Tuesday, April 03, 2012

The World of Oleanna: Summer Meadows, Trysts, and National Identity?


The practice of transhumance, or the seasonal movement of people and their livestock between summer and winter pastures, was a crucial part of life in Norway for hundreds upon hundreds of years.

Photo: Leif Ø. Nordang
The summer pasture in Norway is is called a sæter, a name used interchangeably with the cabin on the land used as a summer residence. Due to its geography, the sæter in Norway was often in the mountains, above the treeline. The livestock was moved to the sæter in June, tended for the summer by girls and young women.

In Oleanna, the sæter is a crucial part of the life of Oleanna and her family, and it was actually the first spark of an idea I got for this book: an image of Oleanna standing outside the cabin, basking in the summer sunshine.

Beyond the obvious economic importance, the sæter was a crucial cultural touchstone for Norwegians as well. According to Dr. Ellen Rees of the University of Oslo in her article "Domesticated Wilderness in Two Norwegian Children's Classics" (Scandinavian Studies; Spring 2011)
In the nineteenth century the seter was an enormously productive and evocative literary motif employed by numerous Norwegian writers for adult audiences in a conscious nation-building project...Svale Solheim in particular emphasizes the liminal nature of the seter as a place that was perceived as dangerously close to the supernatural world. During the nineteenth century, the seter was conceptualized as a privileged place, a refugium, an eroticized locus where the national romance could be acted out. (47)
The sæter was also considered a place where actual romance could be acted out, a place outside the day-to-day life of the farm, and away from prying eyes.

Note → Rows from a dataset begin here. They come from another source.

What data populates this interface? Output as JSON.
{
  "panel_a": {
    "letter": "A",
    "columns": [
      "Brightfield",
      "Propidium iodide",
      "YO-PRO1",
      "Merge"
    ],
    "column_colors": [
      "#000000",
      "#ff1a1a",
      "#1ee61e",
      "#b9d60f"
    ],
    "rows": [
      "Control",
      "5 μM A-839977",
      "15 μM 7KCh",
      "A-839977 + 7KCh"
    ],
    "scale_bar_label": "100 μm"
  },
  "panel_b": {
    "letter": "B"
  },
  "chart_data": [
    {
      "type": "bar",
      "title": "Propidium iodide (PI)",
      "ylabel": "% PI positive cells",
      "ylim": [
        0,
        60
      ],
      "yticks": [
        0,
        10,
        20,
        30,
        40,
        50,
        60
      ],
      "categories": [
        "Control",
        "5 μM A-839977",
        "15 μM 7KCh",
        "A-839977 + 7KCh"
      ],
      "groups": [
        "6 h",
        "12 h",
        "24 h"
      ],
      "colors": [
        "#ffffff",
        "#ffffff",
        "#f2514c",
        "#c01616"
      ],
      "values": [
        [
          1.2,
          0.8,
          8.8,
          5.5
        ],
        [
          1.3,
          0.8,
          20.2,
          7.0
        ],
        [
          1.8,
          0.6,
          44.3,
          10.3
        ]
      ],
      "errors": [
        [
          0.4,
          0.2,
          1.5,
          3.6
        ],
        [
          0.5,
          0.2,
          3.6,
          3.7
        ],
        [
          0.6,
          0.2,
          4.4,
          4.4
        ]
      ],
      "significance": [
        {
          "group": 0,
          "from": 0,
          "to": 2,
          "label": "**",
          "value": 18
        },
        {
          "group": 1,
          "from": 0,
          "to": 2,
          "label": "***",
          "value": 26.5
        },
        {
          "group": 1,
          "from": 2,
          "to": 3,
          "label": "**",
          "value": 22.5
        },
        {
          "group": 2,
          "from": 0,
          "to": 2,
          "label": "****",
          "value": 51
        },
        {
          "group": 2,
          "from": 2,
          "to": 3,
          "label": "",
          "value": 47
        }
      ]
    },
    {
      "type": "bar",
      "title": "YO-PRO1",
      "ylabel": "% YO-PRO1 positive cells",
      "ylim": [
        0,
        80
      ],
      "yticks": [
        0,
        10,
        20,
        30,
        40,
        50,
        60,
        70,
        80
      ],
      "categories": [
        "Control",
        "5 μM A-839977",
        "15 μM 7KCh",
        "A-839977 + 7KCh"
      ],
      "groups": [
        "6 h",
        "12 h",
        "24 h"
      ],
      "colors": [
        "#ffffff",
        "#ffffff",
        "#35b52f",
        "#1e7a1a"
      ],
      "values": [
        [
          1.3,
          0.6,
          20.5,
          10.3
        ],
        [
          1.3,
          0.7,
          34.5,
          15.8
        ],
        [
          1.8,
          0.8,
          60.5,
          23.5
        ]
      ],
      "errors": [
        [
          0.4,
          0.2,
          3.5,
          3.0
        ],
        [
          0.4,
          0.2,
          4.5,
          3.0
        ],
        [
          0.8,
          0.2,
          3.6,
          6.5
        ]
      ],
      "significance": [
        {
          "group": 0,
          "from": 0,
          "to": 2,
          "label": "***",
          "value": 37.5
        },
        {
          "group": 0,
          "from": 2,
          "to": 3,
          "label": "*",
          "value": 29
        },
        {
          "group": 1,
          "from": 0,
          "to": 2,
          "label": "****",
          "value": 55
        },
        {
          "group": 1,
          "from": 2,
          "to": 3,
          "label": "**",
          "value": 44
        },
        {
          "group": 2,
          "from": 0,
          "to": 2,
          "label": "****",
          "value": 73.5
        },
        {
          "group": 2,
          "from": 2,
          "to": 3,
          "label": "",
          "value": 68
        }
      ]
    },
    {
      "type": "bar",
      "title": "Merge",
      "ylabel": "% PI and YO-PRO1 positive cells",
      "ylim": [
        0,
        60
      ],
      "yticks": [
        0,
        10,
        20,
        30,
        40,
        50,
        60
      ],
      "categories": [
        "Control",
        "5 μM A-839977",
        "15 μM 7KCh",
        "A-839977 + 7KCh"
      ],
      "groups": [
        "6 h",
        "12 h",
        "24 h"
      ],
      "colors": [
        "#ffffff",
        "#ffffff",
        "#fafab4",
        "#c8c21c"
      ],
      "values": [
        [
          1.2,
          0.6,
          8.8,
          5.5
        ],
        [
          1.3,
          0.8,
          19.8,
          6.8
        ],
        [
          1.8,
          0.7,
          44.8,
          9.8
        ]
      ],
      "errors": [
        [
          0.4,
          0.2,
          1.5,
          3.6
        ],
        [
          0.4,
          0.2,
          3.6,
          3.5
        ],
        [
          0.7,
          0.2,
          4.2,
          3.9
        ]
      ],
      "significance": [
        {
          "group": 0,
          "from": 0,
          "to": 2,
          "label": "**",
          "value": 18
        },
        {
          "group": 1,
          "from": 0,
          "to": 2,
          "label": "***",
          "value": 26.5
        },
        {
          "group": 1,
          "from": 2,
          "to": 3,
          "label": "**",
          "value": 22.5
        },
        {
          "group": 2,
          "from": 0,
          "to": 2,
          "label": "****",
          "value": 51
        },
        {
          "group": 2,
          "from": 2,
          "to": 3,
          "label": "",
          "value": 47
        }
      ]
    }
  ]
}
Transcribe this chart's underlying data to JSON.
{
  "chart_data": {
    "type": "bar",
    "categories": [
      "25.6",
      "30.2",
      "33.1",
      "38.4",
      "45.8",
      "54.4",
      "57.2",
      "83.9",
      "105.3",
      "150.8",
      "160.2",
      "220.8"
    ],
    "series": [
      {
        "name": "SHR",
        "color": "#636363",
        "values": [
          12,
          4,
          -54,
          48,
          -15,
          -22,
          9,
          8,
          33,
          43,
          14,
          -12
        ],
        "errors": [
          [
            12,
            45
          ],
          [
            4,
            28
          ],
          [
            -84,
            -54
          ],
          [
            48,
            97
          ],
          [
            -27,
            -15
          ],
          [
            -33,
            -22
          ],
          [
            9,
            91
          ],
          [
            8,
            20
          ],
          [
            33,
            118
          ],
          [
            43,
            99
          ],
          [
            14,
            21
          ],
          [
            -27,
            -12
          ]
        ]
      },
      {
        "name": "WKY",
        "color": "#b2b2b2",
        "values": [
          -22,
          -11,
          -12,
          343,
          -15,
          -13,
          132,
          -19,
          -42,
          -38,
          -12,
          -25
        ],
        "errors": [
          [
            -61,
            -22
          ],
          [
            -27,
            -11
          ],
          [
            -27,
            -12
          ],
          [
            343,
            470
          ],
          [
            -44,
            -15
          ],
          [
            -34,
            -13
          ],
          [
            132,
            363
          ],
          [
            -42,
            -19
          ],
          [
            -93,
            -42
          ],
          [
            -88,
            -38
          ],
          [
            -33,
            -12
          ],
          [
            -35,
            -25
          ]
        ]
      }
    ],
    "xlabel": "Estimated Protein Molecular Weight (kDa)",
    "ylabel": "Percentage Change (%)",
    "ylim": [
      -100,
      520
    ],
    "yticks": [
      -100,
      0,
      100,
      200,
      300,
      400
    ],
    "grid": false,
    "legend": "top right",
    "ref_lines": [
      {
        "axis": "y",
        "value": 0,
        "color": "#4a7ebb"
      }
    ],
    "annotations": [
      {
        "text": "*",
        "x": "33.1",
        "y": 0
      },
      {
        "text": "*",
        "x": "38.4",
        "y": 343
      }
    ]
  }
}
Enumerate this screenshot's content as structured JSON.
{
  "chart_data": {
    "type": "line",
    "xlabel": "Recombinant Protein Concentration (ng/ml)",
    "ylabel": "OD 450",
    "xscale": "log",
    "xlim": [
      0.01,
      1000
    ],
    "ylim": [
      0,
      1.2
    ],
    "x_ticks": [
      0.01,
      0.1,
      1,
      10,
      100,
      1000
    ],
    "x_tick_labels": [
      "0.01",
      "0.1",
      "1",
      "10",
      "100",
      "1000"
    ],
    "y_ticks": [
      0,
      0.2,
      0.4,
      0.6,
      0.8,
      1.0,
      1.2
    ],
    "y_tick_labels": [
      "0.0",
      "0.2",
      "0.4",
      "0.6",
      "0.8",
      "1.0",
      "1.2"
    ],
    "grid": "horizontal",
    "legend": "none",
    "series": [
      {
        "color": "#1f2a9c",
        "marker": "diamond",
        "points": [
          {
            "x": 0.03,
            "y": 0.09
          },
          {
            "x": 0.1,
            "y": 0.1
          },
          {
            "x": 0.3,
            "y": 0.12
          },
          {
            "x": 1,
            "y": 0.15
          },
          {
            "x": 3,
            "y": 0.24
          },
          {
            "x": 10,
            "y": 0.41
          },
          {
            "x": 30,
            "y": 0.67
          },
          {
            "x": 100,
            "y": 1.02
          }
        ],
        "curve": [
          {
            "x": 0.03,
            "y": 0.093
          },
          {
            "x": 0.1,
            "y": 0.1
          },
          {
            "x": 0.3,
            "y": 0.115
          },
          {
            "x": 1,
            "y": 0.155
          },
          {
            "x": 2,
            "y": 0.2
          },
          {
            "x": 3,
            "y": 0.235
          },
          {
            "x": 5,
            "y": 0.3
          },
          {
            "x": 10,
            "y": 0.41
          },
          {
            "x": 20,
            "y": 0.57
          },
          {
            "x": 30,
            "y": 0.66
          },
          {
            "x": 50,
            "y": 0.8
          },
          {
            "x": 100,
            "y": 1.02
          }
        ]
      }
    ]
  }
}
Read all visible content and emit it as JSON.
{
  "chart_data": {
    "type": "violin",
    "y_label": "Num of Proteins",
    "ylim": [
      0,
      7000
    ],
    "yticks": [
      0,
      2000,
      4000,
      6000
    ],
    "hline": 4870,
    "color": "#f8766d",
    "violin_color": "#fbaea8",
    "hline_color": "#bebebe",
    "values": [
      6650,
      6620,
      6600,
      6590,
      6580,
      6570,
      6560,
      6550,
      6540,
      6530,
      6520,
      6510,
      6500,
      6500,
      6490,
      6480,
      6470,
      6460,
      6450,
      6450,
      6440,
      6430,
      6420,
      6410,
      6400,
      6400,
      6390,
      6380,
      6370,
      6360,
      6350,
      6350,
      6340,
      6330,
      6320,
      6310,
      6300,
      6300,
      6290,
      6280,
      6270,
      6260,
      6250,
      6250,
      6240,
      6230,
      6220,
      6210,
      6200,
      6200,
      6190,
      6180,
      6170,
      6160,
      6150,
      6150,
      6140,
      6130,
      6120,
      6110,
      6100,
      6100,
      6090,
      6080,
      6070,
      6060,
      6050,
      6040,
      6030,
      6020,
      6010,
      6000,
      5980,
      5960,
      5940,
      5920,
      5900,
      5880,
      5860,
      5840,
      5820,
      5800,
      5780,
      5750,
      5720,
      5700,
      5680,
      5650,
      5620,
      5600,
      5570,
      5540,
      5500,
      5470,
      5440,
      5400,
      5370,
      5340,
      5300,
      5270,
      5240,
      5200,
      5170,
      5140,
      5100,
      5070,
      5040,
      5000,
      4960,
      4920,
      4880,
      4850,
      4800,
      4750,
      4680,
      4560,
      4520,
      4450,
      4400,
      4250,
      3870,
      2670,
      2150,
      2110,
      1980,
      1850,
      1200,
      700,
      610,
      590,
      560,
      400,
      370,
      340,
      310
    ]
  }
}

So if the sæter is such an important part of Norwegian self-identity, what happened when Norway moved from an industry focused on agriculture, timber, and fishing to one based on shipping, fisheries, hydroelectric power, and oil?

Photo by Paso on Panoramio
Today, some sæters are still being used as summer meadows, of course, with multiple farmers sharing the same sæter. But more and more, the sæters and their attendant cabins are now being used as holiday cabins (hytte) by Norwegians from around the country.

Hytte are serious year-round business in Norway: making the time to be in the country is seen as a birthright and a duty. And just like in the 19th and early 20th centuries, taking time to stay in the family hytte is an expression of pride in the country and the culture, as well as a place completely removed from the stresses of daily modern life.

Can you rent a hytte these days? Definitely--but the term in tourist literature has expanded to encompass any self-catering cottage or apartment. As a matter of fact, you can rent a cabin overlooking Jølster lake--where Oleanna is set.